Il avait écrit des poèmes qui furent publiés d'abord en plaquettes et en livres de haut luxe. Il en surveillait attentivement la typographie. Il les agrémentait de gravures qu'il taillait dans le bois selon les modes des anciens imagiers. Ils furent réunis en un volume qui parut au Mercure de France en 1898, sous le titre de "La Louange de la Vie" (Brève présentation suivra) . Ce volume comprend "Dominical", Salutations dont d'angéliques", "En symbole vers l'apostolat", Six Chansons de pauvre homme pour célébrer la semaine de Flandre" (Texte intégral suivra). La même année parut encore un recueil: "Enluminures" (Brève présentationsuivra).

Le poète se tut alors. Il s'était épris de folklore et rassemblait d'importantes collections. Les instruments qui ont servi à étudier les astres ou à mesurer le temps l'intéressaient particulièrement: horloges, gnomons, sextants, astrolabes, etc. Il s'en procura de toutes provenances, fit à leur propos des calculs et des études. Il semblait s'être fait dans sa solitude une manière de quiétude: ce n'était peut-être qu'une forme du renoncement. Quelque chose d'obscur le détournait de la littérature. On put croire alors que l'oeuvre du poète était terminée. Il se livrait à des recherches de technique et de science.

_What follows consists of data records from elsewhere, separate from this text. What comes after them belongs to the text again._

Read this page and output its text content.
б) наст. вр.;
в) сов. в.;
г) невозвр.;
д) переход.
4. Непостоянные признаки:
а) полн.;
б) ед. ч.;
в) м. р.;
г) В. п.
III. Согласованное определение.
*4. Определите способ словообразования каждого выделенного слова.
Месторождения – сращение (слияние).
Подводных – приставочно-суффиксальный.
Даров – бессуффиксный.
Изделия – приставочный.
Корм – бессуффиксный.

Ce fut la guerre de 1914, et l'exode vers la Hollande des civils qui voulaient éviter les horreurs de l'occupation allemande. Max Elskamp s'en fut par les routes à Berg-op-Zoom. Il y mena la vie misérable des réfugiés en exil. Sa dépression morale fut extrême et sa faiblesse inquiétante. En 1915, Henry van de Velde (voir le très précieux hommage qu'il rendit au poète), son plus ancien et son plus fidèle ami, parvint à le décider à rentrer à Anvers. Max y retrouvera sa maison abandonnée et le silence qu'il aimait. Il reprit ses occupations coutumières. Il se remit à la recherche et à l'étude des témoins émouvants de la vie populaire. Les souvenirs, belles images, occupaient de leur douceur ou de leur peine ses insomnies. Il se remit à graver le bois et à écrire des poèmes. La guerre prit fin. Ses journées se suivaient dans leur régularité et leur monotonie: mêmes occupations, entretiens avec quelques intimes, promenades avec la même amie, son "Accoutumée", comme il disait.

Après la période de la prostration, du silence et de l'exil - c'est ainsi qu'il la désignait lui- même - vint une période de production intense, de 1920 à 1924. Un premier recueil: "Sous les tentes de l'exode" (1921) (Brève présentation suivra), nous apporte le témoignage d'une sensibilité émue par les événements. Puis ce furent les "Chansons désabusées" (Brève présentation suivra) et "Maya" (Brève présentation suivra), --- (Texte intégralsuivra) où revivaient ses souvenirs d'amour et les anciens thèmes de sa rêverie (1922). En 1923, les "Délectations moroses" nous rappellent ses hantises et sa longue peine. "La Chanson de la rue Saint-Paul" (Texte intégralsuivra) évoque de la façon la plus émouvante ce qu'il a le plus profondément aimé: les siens et le vieux quartier de ses premières années. En 1923 encore, "Les Sept Notre-Dame des plus beaux Métiers", le plus bel album de ses oeuvres xylographiques. En 1924, les deux derniers recueils qui parurent sous son contrôle: "Aegri Somnia" (Brève présentationsuivra) et "Remembrances".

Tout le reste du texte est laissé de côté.